PRIX ACTUARIAT SCOR Jeunes Docteurs
Cet article est basé sur la thèse de doctorat « Risque systématique dans les contrats d’assurance viagers », de Hamza Hanbali, présentée à la Katholieke Universiteit Leuven (KU Leuven) en septembre 2019.
L’un des objectifs de cette thèse est d’analyser différents mécanismes d’actualisation des primes d’assurance hospitalisation viagers, et d’évaluer leurs conséquences en termes de discrimination fondée sur l’âge. Deux composantes sont nécessaires pour la mise en place d’un mécanisme d’actualisation des primes. Il faut, d’une part, définir une méthode de calcul d’un indice médical conduisant à des accroissements homogènes au niveau du secteur. D’autre part, il faut établir une formule d’indexation intégrant l’équilibre actuariel. L’un des défis du calcul de l’indice médical réside dans l’hétérogénéité des garanties offertes par les contrats privés d’assurance hospitalisation. Un même contrat peut couvrir les hospitalisations en chambre privée ou partagée. Ces catégories sont sujettes à inflations médicales différenciées. Il est donc nécessaire de construire les indices médicaux et de les attribuer à chaque contrat de manière adéquate. De plus, les indices doivent refléter l’évolution du coût des soins de santé au niveau sectoriel. Le but de cette contrainte, imposée par le législateur belge, est de distinguer le risque systématique commun au secteur, des variations individuelles des assureurs. La formule d’actualisation des primes doit, elle, tenir compte de l’impact de l’inflation médicale sur les primes futures ainsi que sur les réserves. L’indexation se déclinerait donc sous différentes versions. Elle peut être implémentée individuellement pour chaque contrat d’assurance ou collectivement en mutualisant le risque des nouveaux entrants d’une même année indépendamment de leur âge. Il est important de comparer ces différentes combinaisons car elles peuvent impacter la finalité du dispositif viager. L’association belge de protection des consommateurs Test-Achat a exprimé son inquiétude face à cette méthode. Son argument est que l’actualisation individuelle peut mener à une hausse des primes ciblée, rendant caduque l’objectif initial de protéger les assurés vulnérables.

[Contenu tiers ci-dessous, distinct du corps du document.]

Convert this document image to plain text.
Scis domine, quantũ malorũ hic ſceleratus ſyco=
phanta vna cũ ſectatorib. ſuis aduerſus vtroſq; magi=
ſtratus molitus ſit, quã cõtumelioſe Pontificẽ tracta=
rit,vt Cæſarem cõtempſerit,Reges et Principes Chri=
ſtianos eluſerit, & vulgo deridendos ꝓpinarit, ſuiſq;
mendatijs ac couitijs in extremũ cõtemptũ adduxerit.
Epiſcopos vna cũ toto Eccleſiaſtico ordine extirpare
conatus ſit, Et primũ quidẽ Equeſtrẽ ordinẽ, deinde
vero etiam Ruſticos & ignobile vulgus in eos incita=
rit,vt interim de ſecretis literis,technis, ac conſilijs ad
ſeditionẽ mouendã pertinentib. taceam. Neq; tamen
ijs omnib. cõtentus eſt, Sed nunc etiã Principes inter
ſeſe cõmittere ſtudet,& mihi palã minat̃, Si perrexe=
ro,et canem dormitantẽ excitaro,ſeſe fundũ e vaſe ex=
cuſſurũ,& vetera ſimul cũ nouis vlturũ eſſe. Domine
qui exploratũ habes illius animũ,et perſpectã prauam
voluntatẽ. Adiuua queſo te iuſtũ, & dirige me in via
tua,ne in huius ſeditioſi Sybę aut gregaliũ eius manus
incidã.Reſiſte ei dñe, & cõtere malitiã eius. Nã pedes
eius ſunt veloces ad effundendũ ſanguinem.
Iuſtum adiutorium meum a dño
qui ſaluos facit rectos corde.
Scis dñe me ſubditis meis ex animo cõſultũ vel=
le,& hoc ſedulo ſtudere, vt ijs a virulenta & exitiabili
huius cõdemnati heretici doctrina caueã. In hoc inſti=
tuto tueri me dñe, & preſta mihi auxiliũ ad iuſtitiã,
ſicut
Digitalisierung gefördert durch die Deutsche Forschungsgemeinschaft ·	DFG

Discrimination fondée sur l’âge
L’évaluation des conséquences de la mutualisation suggère que les formules d’actualisation basées sur la solidarité intergénérationnelle favoriseraient les assurés les plus jeunes, au détriment des plus âgés. En effet, l’indexation tient compte de l’évolution des réserves qui dépendent, elles-mêmes, de l’âge de l’assuré. Ainsi, dans ce système de mutualisation des risques, les nouveaux entrants âgés pourraient payer pour l’inflation médicale des jeunes assurés, pour lesquels une réserve substantielle a déjà été constituée. Contre-intuitivement, et malgré les critiques essuyées par les associations de protection des consommateurs, la formule d’actualisation individuelle pourrait être optimale. L’analyse suggère donc qu’un système d’indexation dans un cadre viager ne suffit pas à garantir l’accessibilité des contrats d’assurance hospitalier. Il faut s’interroger sur les solutions qui amélioreraient ce système. L’une d’elle requerrait l’intervention du régulateur, mais celle-ci pourrait entraver la liberté tarifaire des assureurs, comme l’a relevé la décision de la Cour de Justice Européenne du 26 janvier 2012 contre la Slovénie. Une autre solution consisterait à autoriser le transfert des réserves lorsque l’assuré change d’assureur. Ce système s’apparente à celui adopté en Allemagne. Cependant, dans cette hypothèse, des problèmes d’anti-sélection pour l’assureur pourraient se poser. Si les jeunes assurés en bonne santé quittent le portefeuille, le risque de l’assureur augmenterait, nécessitant des augmentations de primes pour les assurés restants, et aucune des parties contractantes ne bénéficierait de cette spirale qui se mettrait en place.